Too bad no one reads the old constitution much less believes it
Our rights are guaranteed under the constitution which acknowledges that there are many unenumberated rights such as the rights to property and self defense which are "the rights of Englishmen" nd pre-date the Constitution. Further the Constitution describes the structure and powers of the government not the restrictions on the rights of the people. Its too bad that those who wished a strong Federal government have so completely destroyed the substance of the Constitution. But they have been doing this since before the Civil War.

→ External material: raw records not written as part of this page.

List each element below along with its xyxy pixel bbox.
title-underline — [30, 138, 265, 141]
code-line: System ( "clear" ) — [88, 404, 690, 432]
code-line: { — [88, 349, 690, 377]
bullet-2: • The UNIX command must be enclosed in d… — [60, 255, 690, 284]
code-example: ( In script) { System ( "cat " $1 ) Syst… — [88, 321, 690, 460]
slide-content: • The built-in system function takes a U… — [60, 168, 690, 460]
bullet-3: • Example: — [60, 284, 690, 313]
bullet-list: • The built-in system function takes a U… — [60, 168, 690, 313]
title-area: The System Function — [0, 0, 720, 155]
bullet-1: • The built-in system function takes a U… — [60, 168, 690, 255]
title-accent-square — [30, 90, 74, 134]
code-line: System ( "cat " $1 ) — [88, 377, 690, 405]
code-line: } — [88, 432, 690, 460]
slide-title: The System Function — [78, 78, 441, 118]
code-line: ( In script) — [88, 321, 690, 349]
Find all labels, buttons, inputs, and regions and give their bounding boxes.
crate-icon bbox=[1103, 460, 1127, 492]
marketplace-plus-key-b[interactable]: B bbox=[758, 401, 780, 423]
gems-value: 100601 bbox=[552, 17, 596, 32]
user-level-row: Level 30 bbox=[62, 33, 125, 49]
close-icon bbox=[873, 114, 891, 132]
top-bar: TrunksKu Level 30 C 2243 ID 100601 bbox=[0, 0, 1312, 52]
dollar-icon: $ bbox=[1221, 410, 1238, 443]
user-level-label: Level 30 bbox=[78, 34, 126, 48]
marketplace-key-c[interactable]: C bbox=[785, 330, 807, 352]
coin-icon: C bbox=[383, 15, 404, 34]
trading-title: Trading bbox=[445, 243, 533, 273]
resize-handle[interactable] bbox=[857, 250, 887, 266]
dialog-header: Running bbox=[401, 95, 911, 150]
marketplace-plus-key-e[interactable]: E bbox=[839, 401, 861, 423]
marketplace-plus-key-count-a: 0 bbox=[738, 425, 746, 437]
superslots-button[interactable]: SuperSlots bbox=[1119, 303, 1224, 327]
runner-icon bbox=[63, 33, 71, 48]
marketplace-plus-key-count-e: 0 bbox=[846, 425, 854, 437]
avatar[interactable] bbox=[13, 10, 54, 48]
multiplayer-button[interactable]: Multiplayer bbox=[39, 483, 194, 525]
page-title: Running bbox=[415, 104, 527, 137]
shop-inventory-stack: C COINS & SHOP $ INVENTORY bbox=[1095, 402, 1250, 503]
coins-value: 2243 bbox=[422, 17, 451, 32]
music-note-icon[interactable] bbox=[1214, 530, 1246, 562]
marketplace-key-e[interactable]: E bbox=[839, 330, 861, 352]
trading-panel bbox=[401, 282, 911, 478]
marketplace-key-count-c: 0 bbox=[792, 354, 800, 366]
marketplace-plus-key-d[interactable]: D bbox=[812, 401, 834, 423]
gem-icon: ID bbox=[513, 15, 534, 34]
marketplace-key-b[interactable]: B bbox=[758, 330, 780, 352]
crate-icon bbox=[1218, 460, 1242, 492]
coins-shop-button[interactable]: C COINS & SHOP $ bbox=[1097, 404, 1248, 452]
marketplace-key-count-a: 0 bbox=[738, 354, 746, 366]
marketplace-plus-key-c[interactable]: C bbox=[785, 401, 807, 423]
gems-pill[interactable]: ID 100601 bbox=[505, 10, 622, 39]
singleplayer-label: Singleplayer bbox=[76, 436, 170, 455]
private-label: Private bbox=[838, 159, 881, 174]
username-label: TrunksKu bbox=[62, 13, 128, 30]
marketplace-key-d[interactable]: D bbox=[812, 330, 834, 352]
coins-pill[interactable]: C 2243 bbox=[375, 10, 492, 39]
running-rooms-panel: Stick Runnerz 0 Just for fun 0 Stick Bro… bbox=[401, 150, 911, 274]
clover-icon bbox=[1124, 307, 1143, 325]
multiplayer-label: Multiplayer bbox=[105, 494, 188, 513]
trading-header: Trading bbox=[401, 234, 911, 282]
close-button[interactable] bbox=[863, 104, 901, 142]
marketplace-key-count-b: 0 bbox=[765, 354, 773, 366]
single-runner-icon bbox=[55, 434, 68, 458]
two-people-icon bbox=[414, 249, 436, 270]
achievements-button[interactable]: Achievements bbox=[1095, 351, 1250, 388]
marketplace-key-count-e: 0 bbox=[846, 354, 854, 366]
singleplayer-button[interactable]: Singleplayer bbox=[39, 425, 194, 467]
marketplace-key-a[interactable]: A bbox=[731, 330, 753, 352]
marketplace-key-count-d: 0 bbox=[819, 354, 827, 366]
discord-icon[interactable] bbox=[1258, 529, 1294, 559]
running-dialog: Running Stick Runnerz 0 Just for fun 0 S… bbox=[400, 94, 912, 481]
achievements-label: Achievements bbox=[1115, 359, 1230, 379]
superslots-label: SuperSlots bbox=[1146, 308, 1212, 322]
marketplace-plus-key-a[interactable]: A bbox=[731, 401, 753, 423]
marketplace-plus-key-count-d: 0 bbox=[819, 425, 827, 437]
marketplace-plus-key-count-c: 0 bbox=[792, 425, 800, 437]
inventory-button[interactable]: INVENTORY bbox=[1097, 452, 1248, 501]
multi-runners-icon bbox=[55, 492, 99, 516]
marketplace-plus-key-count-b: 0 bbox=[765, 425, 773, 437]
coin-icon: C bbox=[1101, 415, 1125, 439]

Two Suggestions for a New Bill of Rights
1) Sunset…All future and current law/regulation must contain a sunset clause. It is the right and obligation of citizens and their elected representatives to continually review ALL law and regulation. Only those items that can withstand the rigors of persistent review should be allowed to stand.
2) National Referendum Process…a process to enable citizens to formulate and submit legislation…as Congress and the President do today. A Presidential veto of Referendum legislation could be overridden by Congress (as today) or by an override by the electorate. Representative ONLY government is a legacy institution of pre-broadband times. Communication technologies now enable citizens to directly participate in Government, and the Constitution should therefore reflect the new environment.

New and revised amendments
If two terms are good for the President, they are good for Congress.
Income tax must be repealed as well as direct election of Senators.
Decrease the number of people represented by a Congressman to 50,000 and districts must be drawn with NO regard to party, race, religion or gender or...

Handheld Destruction.
We take it for a granted that firearms are Constitutionally protected, but there is a logical constraint which technology will soon bring to the forefront -- destructive capability. Imagine a device the size of a shotgun but as deadly as an RPG and you can see where we are headed. We will need to define the limits of Constitutionally protected firearms.